Think of those in Iraq who have been living in poverty and oppression for so many years, and you should be able to appreciate all that you have. We certainly don't have all that we do because we are so deserving. We are recipients of God's grace.
This parable teaches us about God's gracious generosity. The Bible is full of God's promises to provide for us spiritually, to never forsake us, to cause all circumstances to work together for our good.
Hebrews 13:5 (NKJV) Let your conduct be without covetousness; be content with such things as you have. For He Himself has said, "I will never leave you nor forsake you."
That promise in not dependant upon our performance. It is dependent on the grace of God, given to us through Jesus Christ.
Ephesians 2:4-9 (NKJV) But God, who is rich in mercy, because of His great love with which He loved us, 5 even when we were dead in trespasses, made us alive together with Christ (by grace you have been saved), 6 and raised us up together, and made us sit together in the heavenly places in Christ Jesus, 7 that in the ages to come He might show the exceeding riches of His grace in His kindness toward us in Christ Jesus. 8 For by grace you have been saved through faith, and that not of yourselves; it is the gift of God, 9 not of works, lest anyone should boast.

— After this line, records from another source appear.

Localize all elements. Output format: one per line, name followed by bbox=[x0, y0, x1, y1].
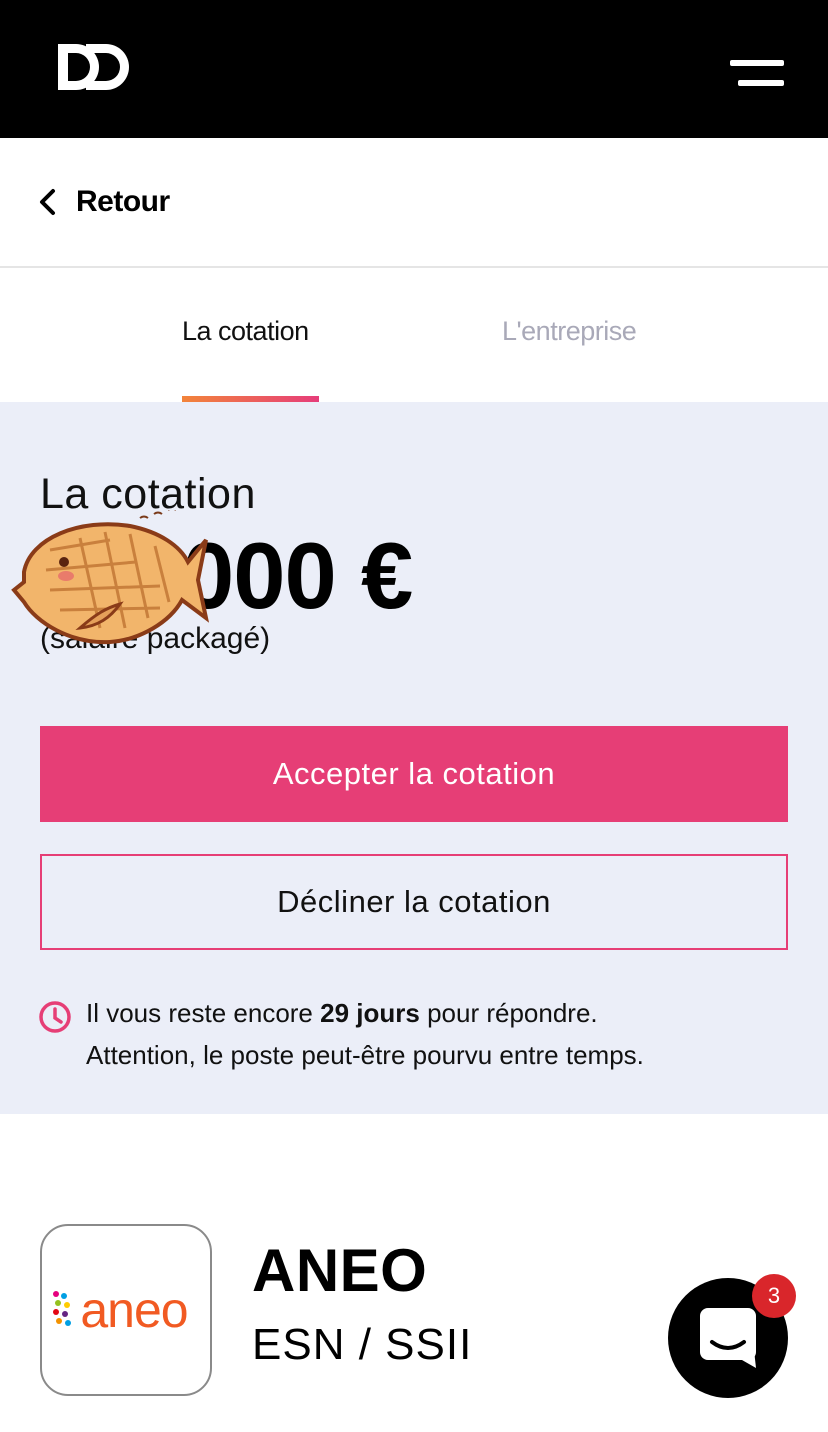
tab-cotation[interactable]: La cotation bbox=[182, 316, 309, 347]
company-logo[interactable]: aneo bbox=[40, 1224, 212, 1396]
chat-icon bbox=[700, 1308, 756, 1368]
offer-price: 000 € bbox=[182, 522, 413, 630]
company-name: ANEO bbox=[252, 1237, 428, 1304]
clock-icon bbox=[39, 1001, 71, 1033]
hamburger-menu-icon[interactable] bbox=[724, 56, 790, 92]
top-bar bbox=[0, 0, 828, 138]
offer-panel: La cotation 000 € (salaire packagé) Acce… bbox=[0, 402, 828, 1114]
offer-price-value: 000 € bbox=[182, 523, 413, 628]
back-button[interactable]: Retour bbox=[36, 178, 170, 226]
chat-notification-badge: 3 bbox=[752, 1274, 796, 1318]
taiyaki-fish-sticker-icon bbox=[11, 510, 210, 645]
deadline-notice-text: Il vous reste encore 29 jours pour répon… bbox=[86, 998, 644, 1070]
days-remaining: 29 jours bbox=[320, 998, 420, 1028]
back-label: Retour bbox=[76, 185, 170, 218]
tab-entreprise[interactable]: L'entreprise bbox=[502, 316, 637, 347]
accept-offer-button[interactable]: Accepter la cotation bbox=[40, 726, 788, 822]
back-row: Retour bbox=[0, 138, 828, 268]
dd-logo-icon[interactable] bbox=[58, 44, 132, 90]
tab-bar: La cotation L'entreprise bbox=[0, 268, 828, 402]
chevron-left-icon bbox=[40, 189, 55, 215]
company-logo-dots-icon bbox=[53, 1291, 71, 1326]
company-logo-text: aneo bbox=[80, 1282, 188, 1338]
company-sector: ESN / SSII bbox=[252, 1320, 473, 1369]
decline-offer-button[interactable]: Décliner la cotation bbox=[40, 854, 788, 950]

The "age to come" to them is the age we now live in. God is showing us the exceeding riches of His grace. We receive the grace of God, not because of our merit, not because we deserve it, but because we are in Christ Jesus.
As you go to God in prayer with the deepest needs of your heart, which would you rather present to Him as a consideration for meeting those needs: your spiritual disciplines, your obedience, and your sacrifice - imperfect as they are - or the infinite and perfect merit of Jesus? To ask the question is to answer it. None of us really wants what we deserve, what we do want and need is GRACE! Grace is: "free and unmerited favor shown to guilty sinners who deserve only judgement."

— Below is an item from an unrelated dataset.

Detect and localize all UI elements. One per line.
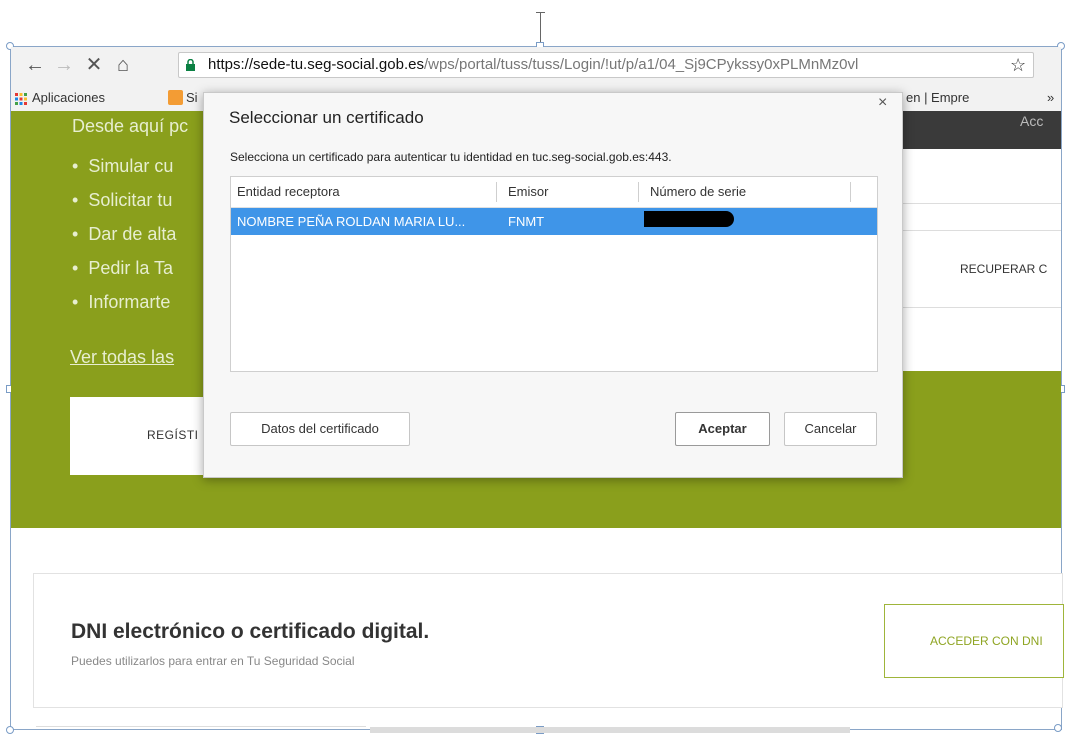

Though God's grace is free and unmerited, there is an attitude that puts us in a position to receive God's grace, and there is an attitude that blocks His grace from coming to us. Listen carefully:
James 4:6 (NKJV) But He gives more grace. Therefore He says: "God resists the proud, But gives grace to the humble."
Are you proud, thinking that you deserve certain things from God? Or are you humble, seeing yourself as a needy eleventh hour worker longing for God's grace? God abundantly pours His grace out to the humble.